Let us imagine a spaceship traveling to a planet around a star 4.0 light years away exactly at 99 percent the speed of light (Lorentz factor of around ~7) relative to earth. For simplicity let us assume the distance between earth and this exoplanet is constant at exactly 4.0 ly (earth exoplanet forms a inertial reference frame) Further we assume that there is no change in gravitational potential such as moving away from the gravity well of our solar system into the exoplanet star system,importantly no acceleration and deceleration is involved
According to my calculations from the perspective of the space ship it would be traveling 4 ly/7= 0.57 light year, and the time elapsed when it passes by the exoplanet from its perspective would be 0.57 ly/0.99 c= 0.5757..years or about 6.91 months.

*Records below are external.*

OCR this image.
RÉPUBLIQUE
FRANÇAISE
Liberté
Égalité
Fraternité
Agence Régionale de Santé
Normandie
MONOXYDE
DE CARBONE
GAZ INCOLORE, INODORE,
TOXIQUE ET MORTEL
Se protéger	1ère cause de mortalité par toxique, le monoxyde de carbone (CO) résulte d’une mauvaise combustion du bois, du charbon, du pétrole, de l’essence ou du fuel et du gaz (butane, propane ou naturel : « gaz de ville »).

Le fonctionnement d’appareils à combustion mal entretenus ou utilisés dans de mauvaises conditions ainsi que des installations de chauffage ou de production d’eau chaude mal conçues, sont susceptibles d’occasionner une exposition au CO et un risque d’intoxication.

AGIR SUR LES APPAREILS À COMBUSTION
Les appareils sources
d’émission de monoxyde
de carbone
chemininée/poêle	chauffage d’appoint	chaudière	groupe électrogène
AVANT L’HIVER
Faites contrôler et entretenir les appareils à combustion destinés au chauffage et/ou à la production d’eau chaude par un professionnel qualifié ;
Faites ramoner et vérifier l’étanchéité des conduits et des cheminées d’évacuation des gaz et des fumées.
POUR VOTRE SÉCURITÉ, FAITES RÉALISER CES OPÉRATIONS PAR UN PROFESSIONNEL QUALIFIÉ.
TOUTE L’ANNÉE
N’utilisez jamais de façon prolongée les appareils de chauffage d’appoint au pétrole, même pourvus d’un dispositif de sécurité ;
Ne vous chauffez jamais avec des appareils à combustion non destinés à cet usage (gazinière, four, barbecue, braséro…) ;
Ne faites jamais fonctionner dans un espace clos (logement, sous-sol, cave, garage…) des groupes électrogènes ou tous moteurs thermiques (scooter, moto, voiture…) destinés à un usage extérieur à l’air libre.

From the perspective of earth when the space craft lands on the exoplanets (4 ly/0.99c) or 4.0404..years would have elapsed..and spacecraft traveled exactly 4 ly. Are the calculations based on the stated assumptions correct so far?

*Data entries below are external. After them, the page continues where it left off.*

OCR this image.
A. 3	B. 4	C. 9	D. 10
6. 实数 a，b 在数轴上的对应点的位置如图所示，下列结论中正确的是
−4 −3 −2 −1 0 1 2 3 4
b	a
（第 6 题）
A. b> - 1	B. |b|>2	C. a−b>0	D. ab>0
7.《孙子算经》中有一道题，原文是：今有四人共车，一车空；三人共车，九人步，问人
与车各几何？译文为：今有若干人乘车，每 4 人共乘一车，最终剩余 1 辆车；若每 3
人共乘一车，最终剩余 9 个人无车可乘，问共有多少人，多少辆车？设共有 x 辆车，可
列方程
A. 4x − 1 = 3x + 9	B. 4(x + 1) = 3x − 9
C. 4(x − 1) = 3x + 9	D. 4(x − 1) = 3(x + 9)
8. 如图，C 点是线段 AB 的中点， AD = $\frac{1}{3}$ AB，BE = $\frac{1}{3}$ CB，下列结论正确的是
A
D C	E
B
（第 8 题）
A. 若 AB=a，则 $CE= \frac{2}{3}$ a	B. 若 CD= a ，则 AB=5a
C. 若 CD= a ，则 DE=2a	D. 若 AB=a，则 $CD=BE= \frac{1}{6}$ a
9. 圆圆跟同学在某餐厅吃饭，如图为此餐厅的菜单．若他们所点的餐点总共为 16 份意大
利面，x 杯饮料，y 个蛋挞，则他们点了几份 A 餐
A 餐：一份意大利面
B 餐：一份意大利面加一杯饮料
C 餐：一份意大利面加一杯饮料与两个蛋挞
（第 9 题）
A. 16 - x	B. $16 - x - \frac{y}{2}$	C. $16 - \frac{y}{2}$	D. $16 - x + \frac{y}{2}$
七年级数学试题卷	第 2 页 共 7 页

What I think a Lorentz factor of 7 means, for every second on spacecraft clock, 7 seconds would elapse on the spacecraft, and vice versa (that is one second by earth's clock 7 second would transpire on the spaceship) Is this interpretation of Gamma of 7 correct?
Let us consider two events A clock on spaceship reads that it leaves earth and B-clock on spaceship records the instant the rocket passes by exoplanet at 0.99c relative to it and earth. The ship records A-B interval as 0.5757 years (this is the proper time). According to set of clock rest with earth this interval would be Delta T 7*0.5757=4.04 years. Let us reverse scenario: Event C (clock on earth records spacecraft leaving, this is coordinated wtih A), and Event D (clock on earth records time it receives confirmation spacecraft has passed exoplanet..this is 8.04 years later, 4.04 years for the spacecraft planet+4 years to get the signal back of succesful passby).... Would hte interval C-D be measured as 56.28 years by the ships clock? Its the symmetry/reciprocity of time dilation in special relativity I am having trouble understanding.
Further let us consider an event E also measured in Earth proper time where 2 years after the departure of the spaceship a hurricane destroys the launch pad. The proper time by Earth clock for this is 2 years, but would the time elapsed between C-E according to a set of clocks moving at the same velocity (i.e at rest relative to) the spaceship (which is still traveling at 0.99c into the galaxy relative to earth after passing exoplanet) be measured at 7*2=14 years? That is according to the ship Event E transpired AFTER the ship passed the exoplanet, while according to earth it was BEFORE the ship passed exoplanet (i.e the order of event is reversed according to the frame of reference).
TLDR, Clarify what would the event C-D and C-E be measured by a set of clocks moving with the same velocity as spaceship, and would the order of events C-E be reversed in Earth, and spaceship's reference frame? Are the questions clear?